Narrator: It’s logical to think that if you want people to work harder, the best way to do that is to pay them more. But is money really the best motivator? Or do social pressures, like living up to others’ expectations, matter more than money? Chicago Booth’s Thomas Talhelm investigates how different types of incentives, financial and social, influence our behavior, and what that reveals about human motivation.
Thomas Talhelm: A colleague of mine, Devin Pope, was presenting a study that he had done on a website called MTurk. He asked people to push the A and B buttons on their keyboard as much as they could for 10 minutes. It was a stupid task, just a really silly little thing—just push those buttons as much as you could for 10 minutes. And what he did before that was he gave people a ton of different motivations, reasons to work harder, and broadly speaking, those were two types of motivations. So one was money. You pay people money for the more times they push the button. So, for example, in one condition, they gave people an extra few cents for every 100 times they pushed the A and B buttons. The other bucket is like psychology. So for example, one thing they had people read was a social norm. So they said, you know, most people tried really hard on this and they scored 2,000 points. So they pushed the button 2,000 times. And so that doesn’t involve any extra money, but it’s a psychological motivation. And what Devin found when he gave this task to, it was about 10,000 different people on this website. What he found was that money always won. Money outperformed all the psychological nudges, all the psychological ways to motivate people. And so I remember asking Devin, I was like, “You know, Devin, on this website, most of the workers are from the United States, but actually the second-biggest country on this platform is India.” And I said, you know, “Did you split out the data from India to see if it looked any different from the data from the US?” And he said no. I said, “Are you interested in that?” “No.” “Would you gimme the data?” “Sure.” So he sent me the data, and I started to look through his data. And what I found is that the data from India looked really different from the data from the United States.

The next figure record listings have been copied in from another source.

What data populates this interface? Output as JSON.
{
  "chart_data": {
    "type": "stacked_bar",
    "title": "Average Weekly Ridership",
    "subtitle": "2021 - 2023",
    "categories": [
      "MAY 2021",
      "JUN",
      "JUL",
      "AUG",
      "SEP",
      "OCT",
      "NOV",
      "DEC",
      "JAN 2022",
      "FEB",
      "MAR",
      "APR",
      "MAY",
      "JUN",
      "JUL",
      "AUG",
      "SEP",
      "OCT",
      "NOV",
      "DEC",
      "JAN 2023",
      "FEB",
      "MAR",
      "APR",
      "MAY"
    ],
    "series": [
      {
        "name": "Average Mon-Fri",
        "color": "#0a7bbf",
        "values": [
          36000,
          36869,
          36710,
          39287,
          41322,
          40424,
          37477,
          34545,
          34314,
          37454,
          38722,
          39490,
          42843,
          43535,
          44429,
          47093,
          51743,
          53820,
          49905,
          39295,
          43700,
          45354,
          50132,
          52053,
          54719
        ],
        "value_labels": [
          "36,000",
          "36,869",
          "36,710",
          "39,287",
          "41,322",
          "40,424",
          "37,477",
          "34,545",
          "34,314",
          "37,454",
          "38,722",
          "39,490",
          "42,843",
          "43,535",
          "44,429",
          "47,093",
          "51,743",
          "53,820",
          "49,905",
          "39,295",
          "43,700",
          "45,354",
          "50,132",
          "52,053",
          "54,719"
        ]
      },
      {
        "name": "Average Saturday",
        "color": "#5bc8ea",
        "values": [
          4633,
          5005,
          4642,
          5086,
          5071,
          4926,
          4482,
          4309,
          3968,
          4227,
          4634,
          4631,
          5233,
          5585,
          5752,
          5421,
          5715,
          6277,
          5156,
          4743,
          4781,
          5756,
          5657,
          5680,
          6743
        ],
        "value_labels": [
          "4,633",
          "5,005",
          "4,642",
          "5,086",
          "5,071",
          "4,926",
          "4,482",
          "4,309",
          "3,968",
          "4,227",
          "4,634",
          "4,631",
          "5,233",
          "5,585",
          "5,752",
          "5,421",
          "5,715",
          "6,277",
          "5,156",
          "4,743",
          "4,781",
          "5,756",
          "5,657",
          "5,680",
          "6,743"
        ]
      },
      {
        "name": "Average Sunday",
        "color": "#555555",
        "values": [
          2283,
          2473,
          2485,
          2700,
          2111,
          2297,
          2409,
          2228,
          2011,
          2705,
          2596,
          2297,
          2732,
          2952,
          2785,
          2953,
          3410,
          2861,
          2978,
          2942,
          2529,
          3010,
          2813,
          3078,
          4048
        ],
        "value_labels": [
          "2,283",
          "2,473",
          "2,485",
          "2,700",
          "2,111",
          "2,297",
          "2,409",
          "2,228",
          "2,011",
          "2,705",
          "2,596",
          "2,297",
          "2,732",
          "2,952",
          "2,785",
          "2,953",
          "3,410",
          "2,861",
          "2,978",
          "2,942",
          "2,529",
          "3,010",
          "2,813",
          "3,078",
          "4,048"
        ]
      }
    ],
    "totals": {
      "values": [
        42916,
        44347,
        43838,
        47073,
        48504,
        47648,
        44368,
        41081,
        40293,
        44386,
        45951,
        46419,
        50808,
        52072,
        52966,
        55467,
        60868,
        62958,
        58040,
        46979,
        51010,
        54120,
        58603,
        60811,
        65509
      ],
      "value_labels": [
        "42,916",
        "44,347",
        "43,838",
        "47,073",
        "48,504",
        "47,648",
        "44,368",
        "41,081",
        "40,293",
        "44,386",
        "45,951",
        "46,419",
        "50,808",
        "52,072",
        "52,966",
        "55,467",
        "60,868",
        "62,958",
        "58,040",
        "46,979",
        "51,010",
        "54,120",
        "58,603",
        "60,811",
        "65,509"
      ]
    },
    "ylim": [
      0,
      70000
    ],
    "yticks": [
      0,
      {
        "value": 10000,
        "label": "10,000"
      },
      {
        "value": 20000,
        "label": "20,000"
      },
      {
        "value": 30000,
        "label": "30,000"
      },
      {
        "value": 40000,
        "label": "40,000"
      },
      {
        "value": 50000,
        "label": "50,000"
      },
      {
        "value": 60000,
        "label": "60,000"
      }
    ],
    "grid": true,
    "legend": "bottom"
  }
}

Narrator: Across multiple studies, American participants consistently aligned with the Homo economicus model, a framework that assumes individuals will act rationally and in their own self-interest, working harder for financial rewards and slacking off when there’s no money on the line or when that money goes to charity. Across all the conditions, monetary incentives increased effort by over 100 percent for participants in the US and the UK. But in China, India, and Mexico, the boost for money was less than 50 percent. The researchers also looked at how many participants quit the work task at the first possible chance, at the contractual minimum, how many people did the bare minimum and how many people continued to work beyond the minimum. Differences were big. In one study, over half of the American participants quit at the first chance. In, Mexico, less than 10 percent did. The studies documented cultural differences when it comes to the power of money, but the researchers wondered: Are there also differences between the genders?
Thomas Talhelm: I think, so my intuition going into it, and I think a lot of people’s intuition, is that the Homo economicus model, the idea of being selfish and just maximizing my own dollars and cents, that feels like it describes men more than women, right? And the idea that men are sort of, you know, selfish and profit maximizing feels sort of like a guy thing, right? And what we found was that it actually really depends on culture. So in the US and in the UK, the Homo economicus model described men better than it did women. But outside of these Western cultures, it was actually flipped. It was actually the women that were more, sort of, profit maximizing and, you know, selfish, you could say, than the men. So the bottom line here is there doesn’t seem to be a universal gender difference.
Narrator: What the researchers found is that motivation isn’t universal. It’s shaped by culture, norms, and local context. Policymakers, employers, and nonprofits should consider culture when they design incentive programs and resist a one-size-fits-all approach. Whether the goal is to motivate employees, encourage people to get vaccines, or increase the use of mosquito nets to prevent malaria, understanding culture pays off.